Either learn how to mate or quit chess.
Avoiding stalemate is basic knowledge.
Even amateurs know how to avoid it.
Give me a break. You are a class D player who twice in a row fell for the Blackburn Shilling Gambit . You have never faced a player who knew how to play for a stalemate. The great Samuel Reshevsky fell for stalemate traps twice in his career, and you couldn't begin to fill his shoes. Until you have side stepped stalemate traps set by an expert like Larry Evans, it is rather presumptuous of you, to say you know how to avoid them.
Getting rid of stalemate has many deep, subtle and interesting (probably not your strong suit) ramifications.
Exactly, so why try to bring about such an upheaval that would ultimately change a completely functional game into something completely different?
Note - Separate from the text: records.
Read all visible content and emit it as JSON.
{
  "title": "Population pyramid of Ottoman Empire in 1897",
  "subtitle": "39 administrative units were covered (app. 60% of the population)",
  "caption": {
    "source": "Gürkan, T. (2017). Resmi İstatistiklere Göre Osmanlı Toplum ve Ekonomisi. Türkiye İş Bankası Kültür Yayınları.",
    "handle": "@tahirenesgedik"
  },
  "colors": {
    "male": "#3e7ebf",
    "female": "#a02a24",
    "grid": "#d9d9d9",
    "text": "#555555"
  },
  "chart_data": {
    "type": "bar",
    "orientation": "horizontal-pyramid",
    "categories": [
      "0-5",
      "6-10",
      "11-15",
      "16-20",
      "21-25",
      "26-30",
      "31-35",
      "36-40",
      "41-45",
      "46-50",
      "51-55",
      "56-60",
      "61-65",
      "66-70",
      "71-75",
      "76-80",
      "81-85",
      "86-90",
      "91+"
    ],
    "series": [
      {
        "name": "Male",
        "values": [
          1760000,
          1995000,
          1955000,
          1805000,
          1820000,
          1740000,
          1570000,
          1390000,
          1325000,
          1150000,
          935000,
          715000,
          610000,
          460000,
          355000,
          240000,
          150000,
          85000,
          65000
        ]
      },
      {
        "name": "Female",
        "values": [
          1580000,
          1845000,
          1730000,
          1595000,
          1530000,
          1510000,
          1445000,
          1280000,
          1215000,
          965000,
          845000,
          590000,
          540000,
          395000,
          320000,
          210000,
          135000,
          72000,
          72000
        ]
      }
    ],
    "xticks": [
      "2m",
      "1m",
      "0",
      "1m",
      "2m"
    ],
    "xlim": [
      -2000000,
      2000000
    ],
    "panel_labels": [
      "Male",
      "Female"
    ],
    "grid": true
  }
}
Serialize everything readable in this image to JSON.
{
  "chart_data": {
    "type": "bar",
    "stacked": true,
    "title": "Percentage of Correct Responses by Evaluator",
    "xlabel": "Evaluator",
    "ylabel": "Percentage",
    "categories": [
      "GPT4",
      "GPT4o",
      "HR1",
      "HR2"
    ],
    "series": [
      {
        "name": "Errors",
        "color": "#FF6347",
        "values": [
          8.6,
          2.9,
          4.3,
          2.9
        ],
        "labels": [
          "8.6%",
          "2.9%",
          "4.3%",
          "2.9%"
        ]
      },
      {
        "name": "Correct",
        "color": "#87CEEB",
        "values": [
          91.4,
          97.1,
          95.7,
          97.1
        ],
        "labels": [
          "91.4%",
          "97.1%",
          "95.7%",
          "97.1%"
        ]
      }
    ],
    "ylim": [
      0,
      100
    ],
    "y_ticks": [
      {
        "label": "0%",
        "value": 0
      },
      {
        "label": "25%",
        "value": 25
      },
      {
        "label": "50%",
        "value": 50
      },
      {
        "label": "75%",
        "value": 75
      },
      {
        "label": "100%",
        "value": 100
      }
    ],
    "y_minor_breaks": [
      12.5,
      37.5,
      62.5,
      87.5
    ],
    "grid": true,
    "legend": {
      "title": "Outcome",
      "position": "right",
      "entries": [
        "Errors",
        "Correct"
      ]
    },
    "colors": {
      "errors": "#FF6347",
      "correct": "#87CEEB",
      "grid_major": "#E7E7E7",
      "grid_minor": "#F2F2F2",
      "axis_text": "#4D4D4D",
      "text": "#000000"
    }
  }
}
Isn't simply creating your own variant a much better and practical alternative than trying to alter something already established? I'm repeating myself verbatim from the other thread, but if you truly want to get rid of the stalemate rule, creating a variant would be the right way of showing the merits of abolishing stalemate to the "nay-sayers" that think it would ruin chess.
If abolishing stalemate is truly an improvement to the rules, the no-stalemate variant would naturally become more popular than the current chess and eventually replace it as the mainstream chess. I'm sure that's how the current rules were established centuries ago.
+1
I am not a big specialist in chess variants, playing only Fischer Random and Bughouse occasionaly. But it's an interesting fact that the variant with stalemate=win either has never been created or has near zero popularity. IMHO it means that the idea is not appealing to general chess public at all.